At the end of the day:

families with children will go on paying too much tax

home buyers will continue to be squeezed by Labor's high interest rates

hard working Australians will continue to pay for Government waste

families will continue to pay more for everything because of Labor's high inflation.

There is, in fact, no relief in sight because of the April economic statement. It is accepted by the Australian people as reality-and it is reality-that already the high interest rate policies of the Government have robbed them of the benefit of the tax cuts which will not be delivered until 1 July and which will repay about half of the increased taxes which have been taken by this Government.
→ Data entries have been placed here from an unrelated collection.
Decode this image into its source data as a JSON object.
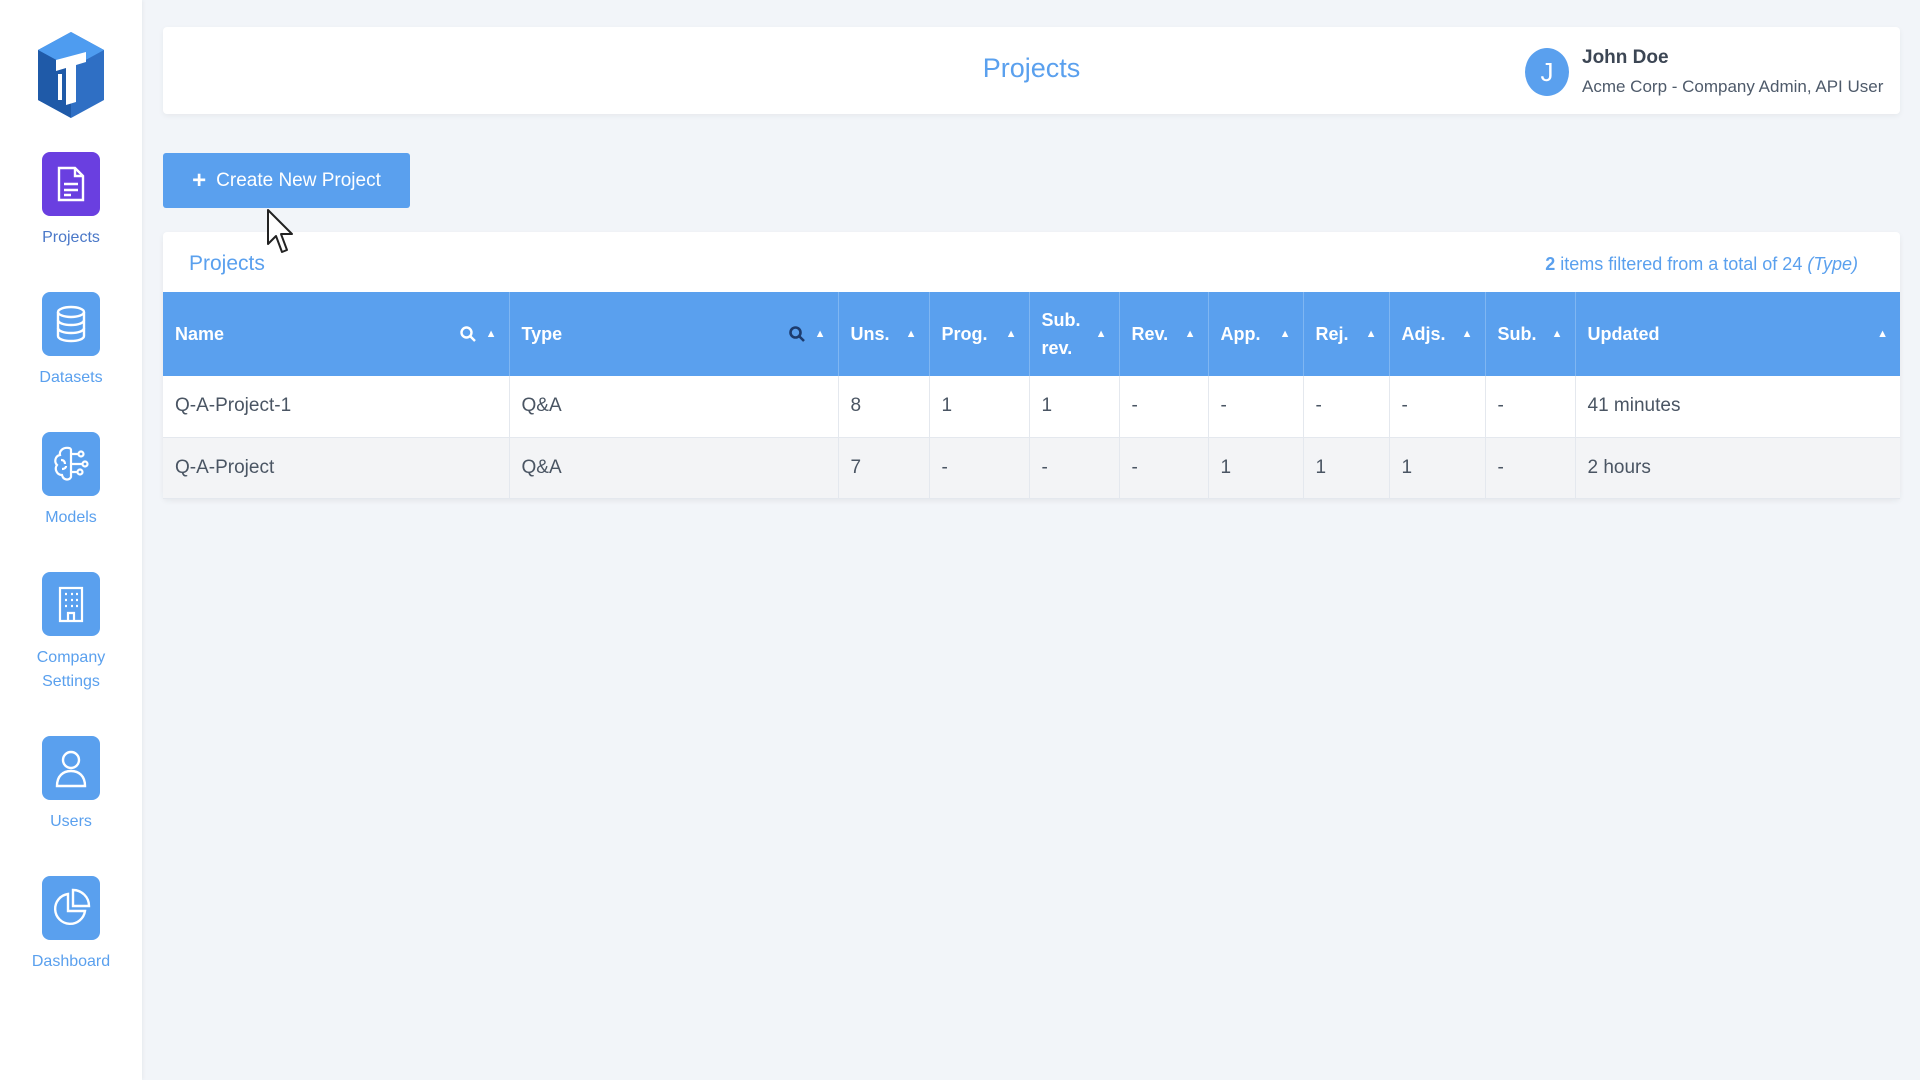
{
  "sidebar": {
    "items": [
      {
        "label": "Projects",
        "icon": "document-icon",
        "active": true
      },
      {
        "label": "Datasets",
        "icon": "database-icon",
        "active": false
      },
      {
        "label": "Models",
        "icon": "brain-circuit-icon",
        "active": false
      },
      {
        "label": "Company Settings",
        "icon": "building-icon",
        "active": false
      },
      {
        "label": "Users",
        "icon": "user-icon",
        "active": false
      },
      {
        "label": "Dashboard",
        "icon": "pie-chart-icon",
        "active": false
      }
    ]
  },
  "header": {
    "title": "Projects",
    "user": {
      "initial": "J",
      "name": "John Doe",
      "role": "Acme Corp - Company Admin, API User"
    }
  },
  "toolbar": {
    "create_label": "Create New Project"
  },
  "projects_card": {
    "title": "Projects",
    "filter": {
      "count": "2",
      "text": " items filtered from a total of 24 ",
      "filter_name": "(Type)"
    },
    "columns": [
      "Name",
      "Type",
      "Uns.",
      "Prog.",
      "Sub. rev.",
      "Rev.",
      "App.",
      "Rej.",
      "Adjs.",
      "Sub.",
      "Updated"
    ],
    "rows": [
      {
        "name": "Q-A-Project-1",
        "type": "Q&A",
        "uns": "8",
        "prog": "1",
        "subrev": "1",
        "rev": "-",
        "app": "-",
        "rej": "-",
        "adjs": "-",
        "sub": "-",
        "updated": "41 minutes"
      },
      {
        "name": "Q-A-Project",
        "type": "Q&A",
        "uns": "7",
        "prog": "-",
        "subrev": "-",
        "rev": "-",
        "app": "1",
        "rej": "1",
        "adjs": "1",
        "sub": "-",
        "updated": "2 hours"
      }
    ]
  },
  "colors": {
    "accent": "#5aa0ee",
    "active_nav": "#6a3fe0",
    "rejected": "#d9534f"
  }
}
It is accepted because it is so obvious that the wage rises which have been negotiated with the ACTU and which are not backed by productivity will, in turn, simply lead to greater inflation.
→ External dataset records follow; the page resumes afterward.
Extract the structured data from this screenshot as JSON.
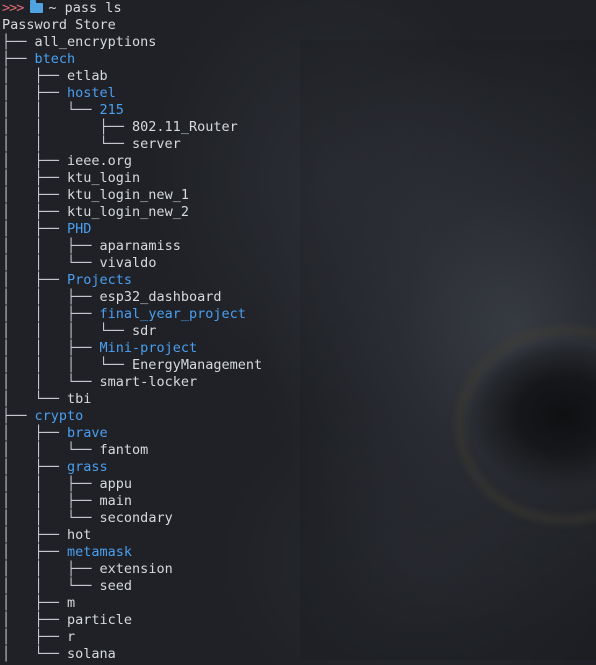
{
  "prompt": {
    "chevrons": ">>>",
    "folder_icon": "folder-icon",
    "path": "~",
    "command": "pass ls"
  },
  "header": "Password Store",
  "colors": {
    "directory": "#4a9ff0",
    "file": "#d6d9de",
    "prompt_chevrons": "#e06c75",
    "background": "#1f2126"
  },
  "tree": [
    {
      "prefix": "├── ",
      "name": "all_encryptions",
      "type": "file"
    },
    {
      "prefix": "├── ",
      "name": "btech",
      "type": "dir"
    },
    {
      "prefix": "│   ├── ",
      "name": "etlab",
      "type": "file"
    },
    {
      "prefix": "│   ├── ",
      "name": "hostel",
      "type": "dir"
    },
    {
      "prefix": "│   │   └── ",
      "name": "215",
      "type": "dir"
    },
    {
      "prefix": "│   │       ├── ",
      "name": "802.11_Router",
      "type": "file"
    },
    {
      "prefix": "│   │       └── ",
      "name": "server",
      "type": "file"
    },
    {
      "prefix": "│   ├── ",
      "name": "ieee.org",
      "type": "file"
    },
    {
      "prefix": "│   ├── ",
      "name": "ktu_login",
      "type": "file"
    },
    {
      "prefix": "│   ├── ",
      "name": "ktu_login_new_1",
      "type": "file"
    },
    {
      "prefix": "│   ├── ",
      "name": "ktu_login_new_2",
      "type": "file"
    },
    {
      "prefix": "│   ├── ",
      "name": "PHD",
      "type": "dir"
    },
    {
      "prefix": "│   │   ├── ",
      "name": "aparnamiss",
      "type": "file"
    },
    {
      "prefix": "│   │   └── ",
      "name": "vivaldo",
      "type": "file"
    },
    {
      "prefix": "│   ├── ",
      "name": "Projects",
      "type": "dir"
    },
    {
      "prefix": "│   │   ├── ",
      "name": "esp32_dashboard",
      "type": "file"
    },
    {
      "prefix": "│   │   ├── ",
      "name": "final_year_project",
      "type": "dir"
    },
    {
      "prefix": "│   │   │   └── ",
      "name": "sdr",
      "type": "file"
    },
    {
      "prefix": "│   │   ├── ",
      "name": "Mini-project",
      "type": "dir"
    },
    {
      "prefix": "│   │   │   └── ",
      "name": "EnergyManagement",
      "type": "file"
    },
    {
      "prefix": "│   │   └── ",
      "name": "smart-locker",
      "type": "file"
    },
    {
      "prefix": "│   └── ",
      "name": "tbi",
      "type": "file"
    },
    {
      "prefix": "├── ",
      "name": "crypto",
      "type": "dir"
    },
    {
      "prefix": "│   ├── ",
      "name": "brave",
      "type": "dir"
    },
    {
      "prefix": "│   │   └── ",
      "name": "fantom",
      "type": "file"
    },
    {
      "prefix": "│   ├── ",
      "name": "grass",
      "type": "dir"
    },
    {
      "prefix": "│   │   ├── ",
      "name": "appu",
      "type": "file"
    },
    {
      "prefix": "│   │   ├── ",
      "name": "main",
      "type": "file"
    },
    {
      "prefix": "│   │   └── ",
      "name": "secondary",
      "type": "file"
    },
    {
      "prefix": "│   ├── ",
      "name": "hot",
      "type": "file"
    },
    {
      "prefix": "│   ├── ",
      "name": "metamask",
      "type": "dir"
    },
    {
      "prefix": "│   │   ├── ",
      "name": "extension",
      "type": "file"
    },
    {
      "prefix": "│   │   └── ",
      "name": "seed",
      "type": "file"
    },
    {
      "prefix": "│   ├── ",
      "name": "m",
      "type": "file"
    },
    {
      "prefix": "│   ├── ",
      "name": "particle",
      "type": "file"
    },
    {
      "prefix": "│   ├── ",
      "name": "r",
      "type": "file"
    },
    {
      "prefix": "│   └── ",
      "name": "solana",
      "type": "file"
    }
  ]
}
To mark the Opposition's view of the statement, or non-statement, which was made by the Government, I move:

At end of motion, add ``but the Senate-

(a) condemns the Government:

(i) for its failure to address Australia's fundamental economic problems,

(ii) because the Statement will do nothing to improve our abysmal productivity performance and will in all likelihood worsen Australia's competitive position, and

(iii) because, despite long overdue attention to some aspects of social security and tax policy affecting them, Australian families remain worse off than when Labor took office six years ago;

(b) further condemns the Treasurer's abusive and unfounded attacks on those who have dared to criticise his approach; and

(c) calls on the Government to reduce its reliance on monetary policy alone and, through reductions in its own expenditure and a genuine commitment to micro-economic reform, develop a balanced economic strategy for the benefit of all Australians''.

The tragic fact is that the April statement represents another lost opportunity for Australia. Those lost opportunities have been multiplying since the banana republic year of 1986. It was in that year that we had a temporary period of honesty on the part of Mr Keating when he correctly disclosed to the people of Australia the perilous economic course on which we are set. In 1986, because of the momentary honesty--

Senator Stone —The Prime Minister soon shut him up.

Senator CHANEY —As Senator Stone said, the momentary honesty of the Treasurer soon came to an end because of the action of the Prime Minister. It was followed by the limp-wristed, lacklustre address to the nation by the Prime Minister which simply failed to capitalise on the understanding in the Australian community at that time of the urgent need for change and reform. The improvement in commodity prices has temporarily masked the crisis that we face as a country. That temporary masking is falling away and we are again in a situation where the Government, in its April statement, has failed to meet the challenge that faced it and has thereby failed Australia. This is a sad statement which simply fails to live up to the responsibilities that are required of government.